Finite-element model updating using swarm intelligence algorithms

Abstract

In this chapter, several nature-inspired optimization algorithms are used to update finite-element models (FEMs) of structural systems. Usually, the numerical models of real mechanical structures, which are obtained by the FEM approach, give different results compared to the experimental measurements. The mismatch between numerical and experimental results is caused by the variability of the model parameters as well as the mathematical simplifications made during the modeling process.

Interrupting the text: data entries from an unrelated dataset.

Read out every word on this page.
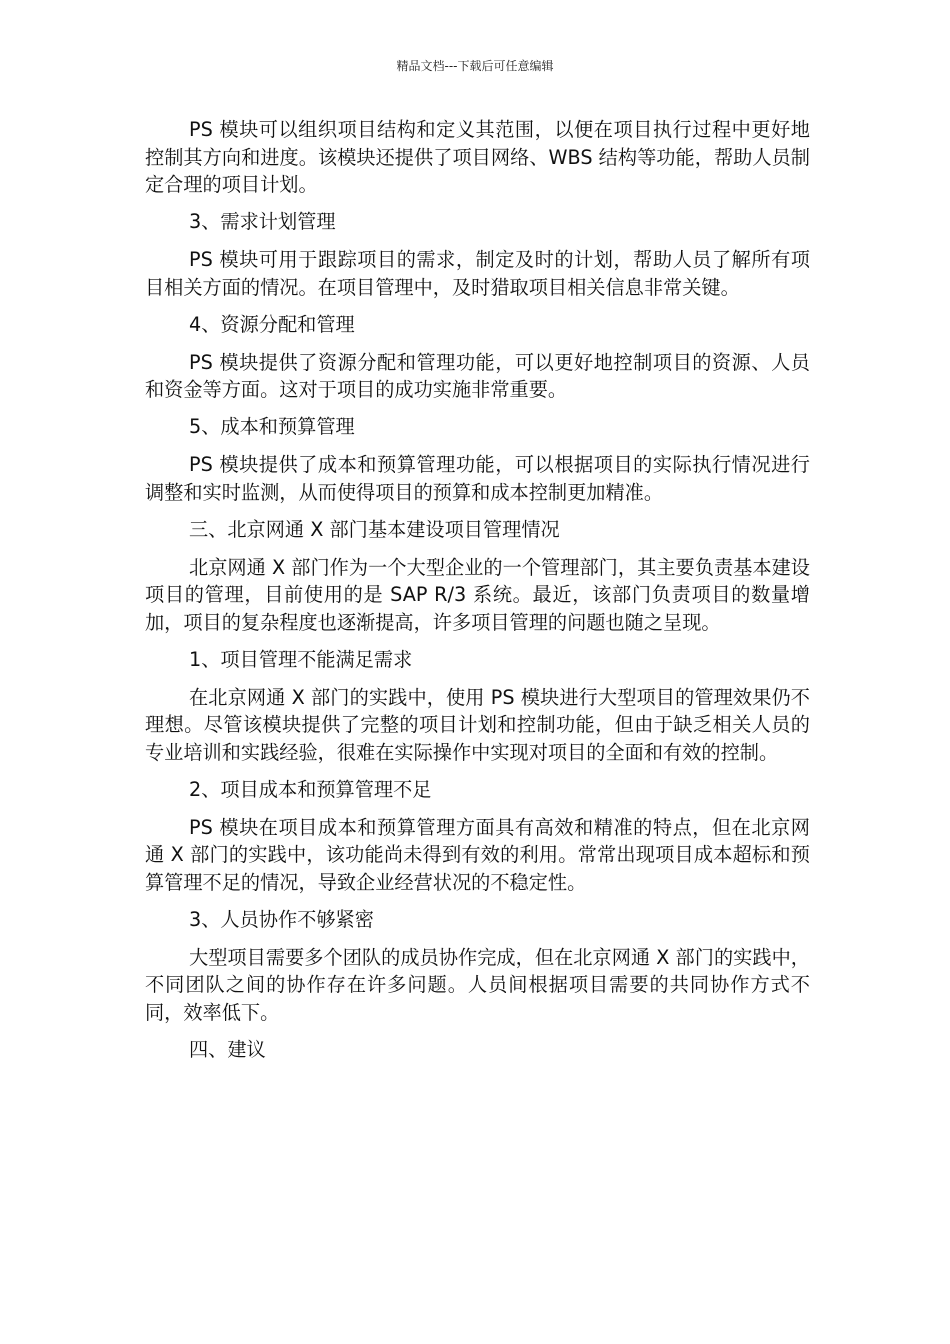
精品文档---下载后可任意编辑

PS 模块可以组织项目结构和定义其范围，以便在项目执行过程中更好地控制其方向和进度。该模块还提供了项目网络、WBS 结构等功能，帮助人员制定合理的项目计划。

3、需求计划管理

PS 模块可用于跟踪项目的需求，制定及时的计划，帮助人员了解所有项目相关方面的情况。在项目管理中，及时猎取项目相关信息非常关键。

4、资源分配和管理

PS 模块提供了资源分配和管理功能，可以更好地控制项目的资源、人员和资金等方面。这对于项目的成功实施非常重要。

5、成本和预算管理

PS 模块提供了成本和预算管理功能，可以根据项目的实际执行情况进行调整和实时监测，从而使得项目的预算和成本控制更加精准。

三、北京网通 X 部门基本建设项目管理情况

北京网通 X 部门作为一个大型企业的一个管理部门，其主要负责基本建设项目的管理，目前使用的是 SAP R/3 系统。最近，该部门负责项目的数量增加，项目的复杂程度也逐渐提高，许多项目管理的问题也随之呈现。

1、项目管理不能满足需求

在北京网通 X 部门的实践中，使用 PS 模块进行大型项目的管理效果仍不理想。尽管该模块提供了完整的项目计划和控制功能，但由于缺乏相关人员的专业培训和实践经验，很难在实际操作中实现对项目的全面和有效的控制。

2、项目成本和预算管理不足

PS 模块在项目成本和预算管理方面具有高效和精准的特点，但在北京网通 X 部门的实践中，该功能尚未得到有效的利用。常常出现项目成本超标和预算管理不足的情况，导致企业经营状况的不稳定性。

3、人员协作不够紧密

大型项目需要多个团队的成员协作完成，但在北京网通 X 部门的实践中，不同团队之间的协作存在许多问题。人员间根据项目需要的共同协作方式不同，效率低下。

四、建议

The procedure of correcting the numerical models is known as model updating where several model parameters are adjusted to minimize the error between the measurements and the numerical model. In this chapter, the model-updating procedure is defined as an optimization problem where several swarm intelligence algorithms: particle swarm optimization (PSO), ant colony optimization (ACO) and fish school search (FSS) algorithms are used to update the FEMs of two structural systems: A five degree of freedom (DOF) mass-spring system and an unsymmetrical H-shaped structure with real measurements. The results obtained in this study are compared with the results obtained by the genetic algorithm (GA). As a result, the updating procedures based on FSS, ACO and PSO algorithms give better results than the GA approach. Furthermore, the updating problem, in this chapter, is reformulated as a multiobjective (MO) problem, and a multiobjective PSO (MOPSO) algorithm was used to update the five DOF mass-spring system. The MOPSO algorithm shows promising result in model updating.